Calling bullshit - to surrender
- Lisa Cornwell
- Dec 30, 2024
- 4 min read
Updated: Jan 1
It's been a minute I know, and this post is just a little quickie blog and a little life tip.

Life has been 'lifeing' and has been very full, since I last wrote I am full time with my day job, I've launched a Restaurant with my hubby and a friend who is a power house of a woman! I even threw a my very first Breast Cancer fundraiser - Think Pink Soiree'.
It's now after Christmas and tomorrow is New Year's eve, I've done my ACL, LCL, MCL & DTML, with a refracture in my Right Metatarsals, I've been seeing physio weekly/fortnightly, working really hard to get my knee right. It was feeling good so I went into a moon boot to help the foot fracture heal, but after 10 days it made my knee so much worse and unstable, the moon boot had to go and now I'm in an ACL brace and just trying to take it easy for now.

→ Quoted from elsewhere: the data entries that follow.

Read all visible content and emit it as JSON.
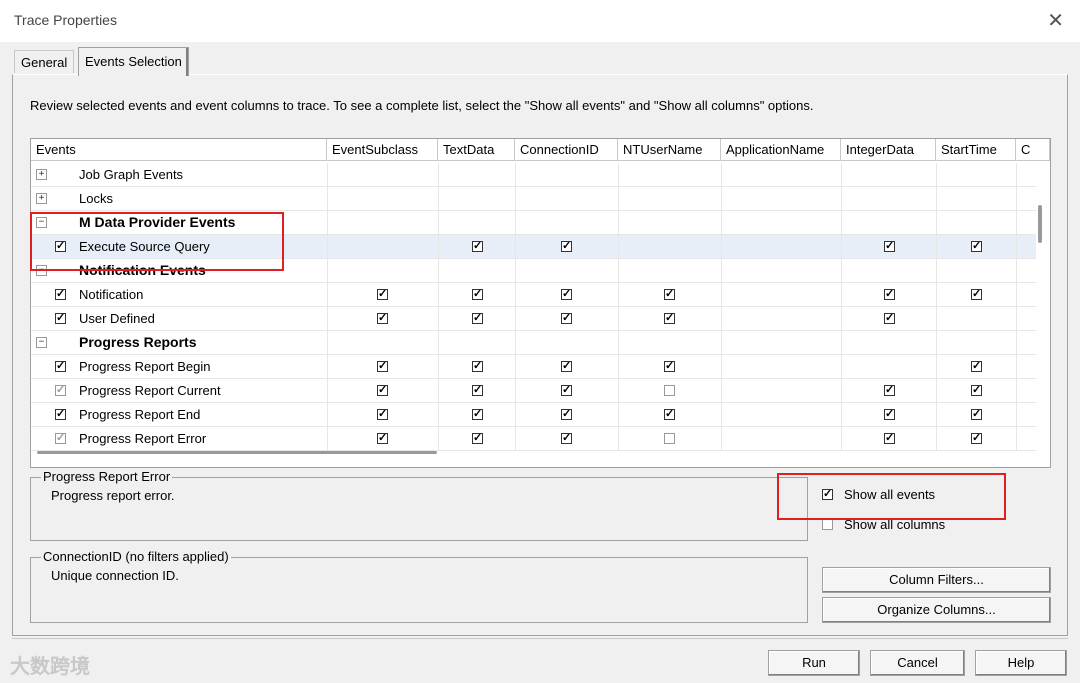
{
  "window": {
    "title": "Trace Properties"
  },
  "tabs": [
    {
      "label": "General"
    },
    {
      "label": "Events Selection"
    }
  ],
  "description": "Review selected events and event columns to trace. To see a complete list, select the \"Show all events\" and \"Show all columns\" options.",
  "grid": {
    "columns": [
      "Events",
      "EventSubclass",
      "TextData",
      "ConnectionID",
      "NTUserName",
      "ApplicationName",
      "IntegerData",
      "StartTime",
      "C"
    ],
    "rows": [
      {
        "type": "category",
        "label": "Job Graph Events",
        "expanded": false,
        "bold": false
      },
      {
        "type": "category",
        "label": "Locks",
        "expanded": false,
        "bold": false
      },
      {
        "type": "category",
        "label": "M Data Provider Events",
        "expanded": true,
        "bold": true
      },
      {
        "type": "event",
        "label": "Execute Source Query",
        "checked": "checked",
        "cells": [
          "",
          "checked",
          "checked",
          "",
          "",
          "checked",
          "checked"
        ],
        "selected": true
      },
      {
        "type": "category",
        "label": "Notification Events",
        "expanded": true,
        "bold": true
      },
      {
        "type": "event",
        "label": "Notification",
        "checked": "checked",
        "cells": [
          "checked",
          "checked",
          "checked",
          "checked",
          "",
          "checked",
          "checked"
        ]
      },
      {
        "type": "event",
        "label": "User Defined",
        "checked": "checked",
        "cells": [
          "checked",
          "checked",
          "checked",
          "checked",
          "",
          "checked",
          ""
        ]
      },
      {
        "type": "category",
        "label": "Progress Reports",
        "expanded": true,
        "bold": true
      },
      {
        "type": "event",
        "label": "Progress Report Begin",
        "checked": "checked",
        "cells": [
          "checked",
          "checked",
          "checked",
          "checked",
          "",
          "",
          "checked"
        ]
      },
      {
        "type": "event",
        "label": "Progress Report Current",
        "checked": "gray",
        "cells": [
          "checked",
          "checked",
          "checked",
          "empty",
          "",
          "checked",
          "checked"
        ]
      },
      {
        "type": "event",
        "label": "Progress Report End",
        "checked": "checked",
        "cells": [
          "checked",
          "checked",
          "checked",
          "checked",
          "",
          "checked",
          "checked"
        ]
      },
      {
        "type": "event",
        "label": "Progress Report Error",
        "checked": "gray",
        "cells": [
          "checked",
          "checked",
          "checked",
          "empty",
          "",
          "checked",
          "checked"
        ]
      }
    ]
  },
  "event_info": {
    "title": "Progress Report Error",
    "text": "Progress report error."
  },
  "column_info": {
    "title": "ConnectionID (no filters applied)",
    "text": "Unique connection ID."
  },
  "options": {
    "show_all_events": "Show all events",
    "show_all_events_checked": true,
    "show_all_columns": "Show all columns",
    "show_all_columns_checked": false
  },
  "buttons": {
    "column_filters": "Column Filters...",
    "organize_columns": "Organize Columns...",
    "run": "Run",
    "cancel": "Cancel",
    "help": "Help"
  },
  "icons": {
    "close": "close-icon",
    "check": "checkmark-icon",
    "expand": "plus-expander-icon",
    "collapse": "minus-expander-icon"
  },
  "watermark": "大数跨境",
  "colors": {
    "highlight": "#e02020",
    "selected_row": "#e8eef7"
  }
}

Cancer wise - I am still stable, treatment is starting to take a toll on the rest of my body - kidney's have been decreasing in efficiency so I have been working hard on increasing their function. Next, my heart is starting to decrease in efficiency also. So, my time has been spent really focusing on my health and trying to help m body keep the Cancer at bay as much as possible whilst it deals with the side effects of my Cancer treatment. But all things considering I am in a really good space, especially mentally and somewhat emotionally.
Santa was very generous this year, new Laptop (that I'm curretnly typing on), new desk and office chair, plus a few little tidbits that are absolutely epic and mean the world to me. I was able to have some time away (even if only for 5 days) from both the restaurant and my day job thankfully, because I hit a wall.
This time of year is always a little extra emotional for me, and I spent over my Christmas budget buying gifts for the co-workers who worked Christmas Day and Christmas Eve because I didn't want them to feel lonely or not loved on a day that is meant to be spent surrounded by family and friends. It is also my coping mechanism for this time of year - it's been 33 years since I lost my father and grandfather to a truck accident. Just before Christmas at the age of 4 my world changed, never to be the same again - a childhood erased. My coping mechanism, I went to the Christmas tree and gave away my father's Christmas presents to others to make them feel good, and I guess less of a reminder for me of what I lost. Now grown - I know what I had lost, very deeply but I am very grateful for my current life.
What does any of this have to do with calling bullshit? Well prior to Christmas I hit a wall of what the heck am I doing with my life and is this it? Don't get me wrong - it's an honour to work for my day job - that I know is fact, but what is also fact is that at the end of the day I am just a number in a corporate world. The local team is full of a lot of incredible people whom in which I consider family - but I have been presented with some opportunities. Advance in my current position - try something new - step into something in a larger capacity - or do it all...
I have some opportunities in front of me - and after some restful days I am now back to my day job but am taking the time to really weigh up my options - considering what will serve me best, asking myself what do I really want for my future, making pro's and cons lists for all the options, seeking opinions from those I hold in high regard and one of the biggest things I am having to do is calling bullshit on excuses and the 'what if's', focusing on fact and what best serves me.
I'm not at an answer yet - I am still a ways to go, and am definitely not rushing it - in fact I am just surrendering my decision for now, acknowledging that burn out is real, it's where I have been, not taking real down time, not stepping up in life, just giving bits of me to everything and not giving my all to anything. I'm calling bullshit on that - I'm calling bullshit on the pressure of making the right decision, having to make it right now, making the decision to appease others, not wanting to let anyone down. I call bullshit on what the 'normal' looks like, or what I thought my life would look like - calling bullshit on the ego saying I am not enough for the new opportunities or not being able to do it all.
Fact is, anything is possible - and calling bullshit on the pressure's and surrendering is freeing and uplifting - allowing space for what is meant to be.
So I ask you - where in your life are you pressuring yourself to appease others, or giving in to the excuses or limiting beliefs holding you back or at bay? What if you called bullshit on them - saw them for exactly what they are - bullshit and focusing on the facts and what best serves your? What space will be created by doing this, what could you invite in?
I have an entire series of topics on things we need to call bullshit on - and it's beginning with writing this 'quickie' blog post to get me back into this space again - who know's, a new book might even be on the horizon? Anything is possible when you let it be, realising the only thing that is holding you back is you, and your limiting beliefs - so I invite you to call bullshit, let go and surrender.